Hi folks,
“We interrupt our usual program for a breaking news special edition,” TV channels use to say when some important event bursts out (some really bad events in most cases).
Well, today we are going to make the same announcement, except we bring you some good news.
Doctors and patients alike (in other words, all of us) will very soon have at disposal a new powerful and simple to use, ORPALIS-style handy tool, the ORPALIS DICOM Viewer.
For now, a new specialized feature for our GdPicture.NET toolkit suite, the DICOM Image Reader plugin was just released and is available for developers.
But let us tell you in a nutshell what this is all about.
In our article about TWAIN, we’ve mentioned the general principle by which the need for standardization always gets to defeat the “ego” of any equipment producer.
So no wonder that besides well-known common-use standards surrounding us everywhere, there are also domain-specific technical standards like, for example, MIDI in music or TCP/IP in networking.
Similarly, medical imaging has its own norms uniforming technical criteria, all of them being unified under the name DICOM (actually an interesting common point for TCP/IP and DICOM is that both standards have military origins, which might be surprising considering that DICOM is about medicine).
DICOM (Digital Imaging and COmmunications in Medicine) is a set of standards which regulates all aspects of handling the medical-imaging digital information and is used in medical specialties (like radiology, cardiology, radiotherapy, oncology, ophthalmology, neurology, pneumology, surgery and so forth) as well as in dentistry and veterinary.
Among these standards, one of them describes a particular image file format (having either extension such as .dc3, .dcm, .dic, or even having no extension at all) and requires a specialized viewer for display.
OK, so now you will ask why doctors don’t just use the plentifulness of widespread raster image formats instead of using an esoteric format of their own for their X-ray, ultrasound, fluoroscopy, magnetic resonance, computed tomography, and other scary voodoo stuff they make to see what’s inside us.
Well, the answer is simple: they have to.
Medical images aren’t just some photos; they also need to be most rigorously contextualized.
For example, a photo of a finger is just a picture of a finger for us commoners. But if a doctor has to see it for a medical investigation he needs to know which finger is it exactly, from which hand as well as information about the patient (name, gender, age, antecedents, etc.). He also needs other relevant and must-have pieces of information to keep track of the patient’s medical history.
And the finger is just a forced, trivial example we’ve especially used to impact on understanding when compared to, say, a computed tomographic angiography of a zone of the heart.
So perhaps now it starts sounding obvious to you why DICOM format has to include a “Reference Coordinates System” as means for spatial orientation: the image has to be fully comprehensible from the medical science point of view.
To explain another particularity of the DICOM file format standard, let’s get back to the finger example and suppose the photo has some color variations because of, say, the settings of the camera.
Nothing to bother for most of us, but for a doctor, an altered color might just be the mark of an important symptom.
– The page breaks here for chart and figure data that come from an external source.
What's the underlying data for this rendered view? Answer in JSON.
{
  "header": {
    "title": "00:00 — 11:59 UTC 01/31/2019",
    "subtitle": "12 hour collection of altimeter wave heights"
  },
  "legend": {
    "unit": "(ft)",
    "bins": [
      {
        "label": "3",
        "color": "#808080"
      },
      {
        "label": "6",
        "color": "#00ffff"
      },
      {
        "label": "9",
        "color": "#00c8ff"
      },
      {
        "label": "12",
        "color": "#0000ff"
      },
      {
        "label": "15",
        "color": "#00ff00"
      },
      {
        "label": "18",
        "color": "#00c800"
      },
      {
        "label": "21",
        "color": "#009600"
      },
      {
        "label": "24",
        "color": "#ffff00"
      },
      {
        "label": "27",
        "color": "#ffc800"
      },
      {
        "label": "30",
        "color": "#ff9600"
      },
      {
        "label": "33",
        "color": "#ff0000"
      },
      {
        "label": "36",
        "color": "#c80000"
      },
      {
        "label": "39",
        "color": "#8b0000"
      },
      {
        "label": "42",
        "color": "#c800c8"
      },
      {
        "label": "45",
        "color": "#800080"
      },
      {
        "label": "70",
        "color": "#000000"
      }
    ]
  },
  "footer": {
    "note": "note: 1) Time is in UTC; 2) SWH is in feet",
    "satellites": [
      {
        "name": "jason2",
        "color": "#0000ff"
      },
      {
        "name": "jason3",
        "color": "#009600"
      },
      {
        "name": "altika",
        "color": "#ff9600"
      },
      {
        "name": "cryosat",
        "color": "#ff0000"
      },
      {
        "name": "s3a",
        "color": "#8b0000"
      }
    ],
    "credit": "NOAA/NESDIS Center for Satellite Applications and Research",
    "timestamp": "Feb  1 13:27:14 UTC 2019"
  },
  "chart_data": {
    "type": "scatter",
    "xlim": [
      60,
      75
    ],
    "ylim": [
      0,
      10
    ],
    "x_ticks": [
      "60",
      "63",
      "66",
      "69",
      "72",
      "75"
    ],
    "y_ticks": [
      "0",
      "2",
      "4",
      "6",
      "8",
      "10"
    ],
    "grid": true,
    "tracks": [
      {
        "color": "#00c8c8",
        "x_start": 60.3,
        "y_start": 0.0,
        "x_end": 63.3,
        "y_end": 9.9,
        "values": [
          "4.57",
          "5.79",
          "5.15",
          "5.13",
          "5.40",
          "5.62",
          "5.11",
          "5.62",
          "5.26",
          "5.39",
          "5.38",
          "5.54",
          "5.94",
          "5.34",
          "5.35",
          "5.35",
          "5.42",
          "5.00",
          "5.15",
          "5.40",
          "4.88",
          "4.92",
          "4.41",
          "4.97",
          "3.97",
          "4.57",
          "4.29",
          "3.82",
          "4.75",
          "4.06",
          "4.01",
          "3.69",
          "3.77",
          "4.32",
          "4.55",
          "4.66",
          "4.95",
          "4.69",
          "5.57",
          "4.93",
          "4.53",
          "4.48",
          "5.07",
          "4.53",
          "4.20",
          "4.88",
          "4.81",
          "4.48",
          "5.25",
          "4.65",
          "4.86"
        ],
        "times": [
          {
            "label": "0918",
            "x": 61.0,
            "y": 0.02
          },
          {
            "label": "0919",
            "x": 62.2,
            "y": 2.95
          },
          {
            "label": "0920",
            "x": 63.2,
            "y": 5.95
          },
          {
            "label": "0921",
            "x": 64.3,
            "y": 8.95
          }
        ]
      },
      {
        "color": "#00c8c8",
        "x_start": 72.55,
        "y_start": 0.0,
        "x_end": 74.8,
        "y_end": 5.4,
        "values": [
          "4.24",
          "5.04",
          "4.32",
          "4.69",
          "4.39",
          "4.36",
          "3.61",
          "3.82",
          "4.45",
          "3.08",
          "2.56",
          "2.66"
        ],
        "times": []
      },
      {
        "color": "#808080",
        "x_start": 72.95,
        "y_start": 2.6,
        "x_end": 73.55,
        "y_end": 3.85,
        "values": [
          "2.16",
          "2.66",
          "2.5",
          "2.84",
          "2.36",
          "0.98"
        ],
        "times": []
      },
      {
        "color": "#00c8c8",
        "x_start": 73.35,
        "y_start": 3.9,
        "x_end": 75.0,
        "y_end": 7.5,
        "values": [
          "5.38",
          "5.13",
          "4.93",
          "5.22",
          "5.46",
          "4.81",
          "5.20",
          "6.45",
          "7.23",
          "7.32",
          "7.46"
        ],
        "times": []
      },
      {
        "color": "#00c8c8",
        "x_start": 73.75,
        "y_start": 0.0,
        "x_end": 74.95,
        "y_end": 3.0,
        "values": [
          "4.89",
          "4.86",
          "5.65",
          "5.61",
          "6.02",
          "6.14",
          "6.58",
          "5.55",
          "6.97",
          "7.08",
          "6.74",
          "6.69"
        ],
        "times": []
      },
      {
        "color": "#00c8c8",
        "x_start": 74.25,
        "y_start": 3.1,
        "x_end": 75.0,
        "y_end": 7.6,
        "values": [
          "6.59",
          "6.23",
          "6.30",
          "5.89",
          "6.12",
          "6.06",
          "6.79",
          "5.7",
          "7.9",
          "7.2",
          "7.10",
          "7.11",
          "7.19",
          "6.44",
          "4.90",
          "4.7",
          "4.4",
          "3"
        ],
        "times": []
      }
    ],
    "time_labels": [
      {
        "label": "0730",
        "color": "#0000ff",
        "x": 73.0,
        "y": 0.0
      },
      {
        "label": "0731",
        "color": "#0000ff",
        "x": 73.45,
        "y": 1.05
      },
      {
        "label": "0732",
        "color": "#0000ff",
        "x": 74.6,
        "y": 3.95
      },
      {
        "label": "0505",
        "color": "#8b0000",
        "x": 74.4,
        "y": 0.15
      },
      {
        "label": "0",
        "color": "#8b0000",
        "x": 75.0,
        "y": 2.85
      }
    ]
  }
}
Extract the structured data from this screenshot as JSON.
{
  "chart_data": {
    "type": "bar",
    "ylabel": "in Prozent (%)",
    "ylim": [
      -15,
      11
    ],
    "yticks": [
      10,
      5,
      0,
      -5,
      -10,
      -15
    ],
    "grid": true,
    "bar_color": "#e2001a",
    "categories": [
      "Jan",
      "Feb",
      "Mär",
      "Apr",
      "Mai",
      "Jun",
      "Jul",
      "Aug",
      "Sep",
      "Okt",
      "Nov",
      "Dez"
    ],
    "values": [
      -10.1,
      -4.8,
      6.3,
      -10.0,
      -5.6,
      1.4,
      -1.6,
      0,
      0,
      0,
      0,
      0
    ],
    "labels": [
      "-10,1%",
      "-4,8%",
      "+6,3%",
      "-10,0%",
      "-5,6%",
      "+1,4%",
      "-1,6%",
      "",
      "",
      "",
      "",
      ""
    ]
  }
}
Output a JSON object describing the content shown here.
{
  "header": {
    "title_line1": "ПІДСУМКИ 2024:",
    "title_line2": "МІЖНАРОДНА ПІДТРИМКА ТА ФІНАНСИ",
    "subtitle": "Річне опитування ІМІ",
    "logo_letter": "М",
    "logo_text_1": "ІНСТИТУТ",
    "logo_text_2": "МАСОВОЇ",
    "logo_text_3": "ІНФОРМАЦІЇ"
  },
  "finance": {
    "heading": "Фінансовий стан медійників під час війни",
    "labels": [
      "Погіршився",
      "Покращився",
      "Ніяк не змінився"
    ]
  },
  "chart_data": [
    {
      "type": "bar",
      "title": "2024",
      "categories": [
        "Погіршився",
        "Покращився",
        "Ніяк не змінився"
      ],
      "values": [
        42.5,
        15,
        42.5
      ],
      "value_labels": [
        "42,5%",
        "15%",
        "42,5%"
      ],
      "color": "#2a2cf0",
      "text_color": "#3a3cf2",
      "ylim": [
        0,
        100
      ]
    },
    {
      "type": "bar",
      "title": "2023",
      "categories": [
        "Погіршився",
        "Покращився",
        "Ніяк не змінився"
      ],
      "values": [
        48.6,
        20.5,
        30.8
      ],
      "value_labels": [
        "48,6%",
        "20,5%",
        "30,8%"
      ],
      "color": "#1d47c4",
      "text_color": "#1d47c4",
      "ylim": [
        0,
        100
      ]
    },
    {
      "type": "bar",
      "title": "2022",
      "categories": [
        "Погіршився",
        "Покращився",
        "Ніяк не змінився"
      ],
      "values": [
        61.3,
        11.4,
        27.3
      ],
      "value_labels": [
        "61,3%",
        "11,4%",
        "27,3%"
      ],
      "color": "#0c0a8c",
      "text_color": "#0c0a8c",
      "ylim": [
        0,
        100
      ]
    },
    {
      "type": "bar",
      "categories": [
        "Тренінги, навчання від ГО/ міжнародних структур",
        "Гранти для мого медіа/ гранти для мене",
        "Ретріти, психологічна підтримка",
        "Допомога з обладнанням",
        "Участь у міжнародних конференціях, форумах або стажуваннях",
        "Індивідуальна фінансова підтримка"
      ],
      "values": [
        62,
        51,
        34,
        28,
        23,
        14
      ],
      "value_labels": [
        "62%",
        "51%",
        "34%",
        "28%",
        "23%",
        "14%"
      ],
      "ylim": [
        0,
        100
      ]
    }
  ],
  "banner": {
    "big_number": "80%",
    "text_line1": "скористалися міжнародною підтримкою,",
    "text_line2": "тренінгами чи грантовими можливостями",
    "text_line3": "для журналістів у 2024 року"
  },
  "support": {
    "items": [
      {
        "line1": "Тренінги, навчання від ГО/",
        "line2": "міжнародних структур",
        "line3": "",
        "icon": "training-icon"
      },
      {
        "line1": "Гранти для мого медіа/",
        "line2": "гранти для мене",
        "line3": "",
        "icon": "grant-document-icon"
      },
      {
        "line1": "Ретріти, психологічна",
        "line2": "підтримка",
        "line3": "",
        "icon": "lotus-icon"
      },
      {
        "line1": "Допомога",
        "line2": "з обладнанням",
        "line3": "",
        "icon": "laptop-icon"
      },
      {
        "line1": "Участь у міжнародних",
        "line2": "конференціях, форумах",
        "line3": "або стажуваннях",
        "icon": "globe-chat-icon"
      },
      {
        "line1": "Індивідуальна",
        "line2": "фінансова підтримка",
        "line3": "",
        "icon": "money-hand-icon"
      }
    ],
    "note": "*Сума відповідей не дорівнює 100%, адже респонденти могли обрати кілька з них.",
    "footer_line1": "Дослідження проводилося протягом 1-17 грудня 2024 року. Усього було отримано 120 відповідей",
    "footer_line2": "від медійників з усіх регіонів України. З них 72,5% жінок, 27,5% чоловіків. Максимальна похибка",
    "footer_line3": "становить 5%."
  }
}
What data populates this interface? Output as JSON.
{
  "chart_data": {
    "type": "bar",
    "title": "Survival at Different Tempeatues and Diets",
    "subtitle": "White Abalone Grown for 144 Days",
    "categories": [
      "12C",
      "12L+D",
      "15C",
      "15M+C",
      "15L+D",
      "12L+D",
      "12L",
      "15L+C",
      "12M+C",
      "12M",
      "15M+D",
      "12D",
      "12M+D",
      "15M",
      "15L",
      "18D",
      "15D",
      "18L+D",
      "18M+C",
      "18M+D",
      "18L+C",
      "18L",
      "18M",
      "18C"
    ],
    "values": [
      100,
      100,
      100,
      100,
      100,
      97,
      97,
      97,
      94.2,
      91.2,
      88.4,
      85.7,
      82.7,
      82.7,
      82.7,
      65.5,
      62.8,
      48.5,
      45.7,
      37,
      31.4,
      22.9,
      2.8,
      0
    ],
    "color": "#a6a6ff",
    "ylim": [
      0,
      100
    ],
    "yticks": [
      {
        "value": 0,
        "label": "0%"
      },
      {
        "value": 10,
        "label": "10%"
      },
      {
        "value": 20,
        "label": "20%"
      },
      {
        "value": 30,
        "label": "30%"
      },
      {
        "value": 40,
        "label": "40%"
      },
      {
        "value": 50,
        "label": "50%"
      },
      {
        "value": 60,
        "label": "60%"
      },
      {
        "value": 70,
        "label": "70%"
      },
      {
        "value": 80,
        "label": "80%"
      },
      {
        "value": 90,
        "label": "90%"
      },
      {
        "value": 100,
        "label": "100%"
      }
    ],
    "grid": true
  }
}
Again we have deliberately used a forced example to ease understanding that color variation has a similar counterpart in grayscale images’ significance.
In real life doctors are mainly dealing with grayscale images from either light-emitting computer screens, transmissive films or light-reflecting prints and any given nuance of gray is related to a certain optical density, which is important in image interpretation.
So to provide identical grayscale images, DICOM also includes a Grayscale Standard Display Function; color images have no display uniformization standard as medical images are for the vast majority of cases artificially colored.
To the above short explanations and the importance of a highly specialized-metadata structure and you will start getting a pretty clear idea on the reasons why DICOM has to be so particular compared to common image file formats.
Well, we hope this (far from complete) article shed some light on DICOM image format’s reasons to be and its importance.
So whenever you will need to view, annotate, or convert DICOM image files or if you need to create an application doing that, no matter if you’re a doctor or not, our prescription is to use our products as frequently as possible.
Please note that abusing their use will do you no harm.